Florida attorney general, against criticism, seeks to keep abortion rights amendment off 2024 ballot

Florida’s Republican attorney general has asked the state Supreme Court to keep a proposed abortion rights amendment off the ballot, saying proponents are waging "a war" to protect the procedure and ultimately will seek to expand those rights in future years.

But proponents of the proposed amendment said Attorney General Ashley Moody is playing politics and that her arguments fall legally short given what the call the clear and precise language of the proposed measure.

A group called Floridians Protecting Freedom has gathered nearly 500,000 of the 891,523 voter signatures needed ahead of a Feb. 1 deadline for signatures to put the proposal on the 2024 ballot. The state Supreme Court would be tasked with ensuring the ballot language isn’t misleading and applies to a single subject if it goes before voters.

The proposed amendment would allow abortions to remain legal until the fetus is viable. But Moody argued that abortion rights proponents and opponents have differing interpretations as to what viability means. Those differences along with the failure to define "health" and "health-care provider," she said, are enough to deceive voters and potentially open a box of legal questions in the future.

READ: Florida Supreme Court weighing state’s new abortion restrictions

"The ballot summary here is part of a ... design to lay ticking time bombs that will enable abortion proponents later to argue that the amendment has a much broader meaning than voters would ever have thought," she argued in a 50-page brief.

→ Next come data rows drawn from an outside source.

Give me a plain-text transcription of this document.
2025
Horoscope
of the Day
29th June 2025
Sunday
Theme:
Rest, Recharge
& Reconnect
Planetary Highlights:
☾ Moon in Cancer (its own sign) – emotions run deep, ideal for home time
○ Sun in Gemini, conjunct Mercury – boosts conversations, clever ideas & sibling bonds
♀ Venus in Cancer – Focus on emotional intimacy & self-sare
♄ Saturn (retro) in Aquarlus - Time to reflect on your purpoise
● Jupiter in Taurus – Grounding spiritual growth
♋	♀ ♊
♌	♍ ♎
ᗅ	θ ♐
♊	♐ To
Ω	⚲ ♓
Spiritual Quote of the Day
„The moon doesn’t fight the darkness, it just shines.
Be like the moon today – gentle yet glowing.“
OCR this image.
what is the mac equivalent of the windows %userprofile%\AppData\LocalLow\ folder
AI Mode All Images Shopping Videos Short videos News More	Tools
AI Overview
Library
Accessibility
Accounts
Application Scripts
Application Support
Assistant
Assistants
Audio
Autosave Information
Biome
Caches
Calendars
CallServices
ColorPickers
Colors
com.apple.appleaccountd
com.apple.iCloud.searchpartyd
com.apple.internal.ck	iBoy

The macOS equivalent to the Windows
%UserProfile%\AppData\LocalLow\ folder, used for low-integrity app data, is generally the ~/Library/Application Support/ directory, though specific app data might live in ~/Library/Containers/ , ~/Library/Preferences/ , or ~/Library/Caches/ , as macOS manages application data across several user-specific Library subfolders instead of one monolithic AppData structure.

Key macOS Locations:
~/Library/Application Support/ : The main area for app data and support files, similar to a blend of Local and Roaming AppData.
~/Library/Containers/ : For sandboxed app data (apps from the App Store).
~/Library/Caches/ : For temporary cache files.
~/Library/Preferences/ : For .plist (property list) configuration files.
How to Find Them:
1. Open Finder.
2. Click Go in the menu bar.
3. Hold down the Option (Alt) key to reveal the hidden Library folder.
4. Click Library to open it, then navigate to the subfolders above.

She said while prior court decisions have used viability as a term meaning whether the fetus can survive outside the womb, "others will understand ‘viability’ in the more traditional clinical sense — as referring to a pregnancy that, but for an abortion or other misfortune, will result in the child’s live birth."

Proponents disputed those statements.

"The proposed amendment is very clear and precise," Democratic state Rep. Anna Eskamani said in a news release. "The term viability is a medical one, and in the context of abortion has always meant the stage of fetal development when the life of a fetus is sustainable outside the womb through standard medical measures."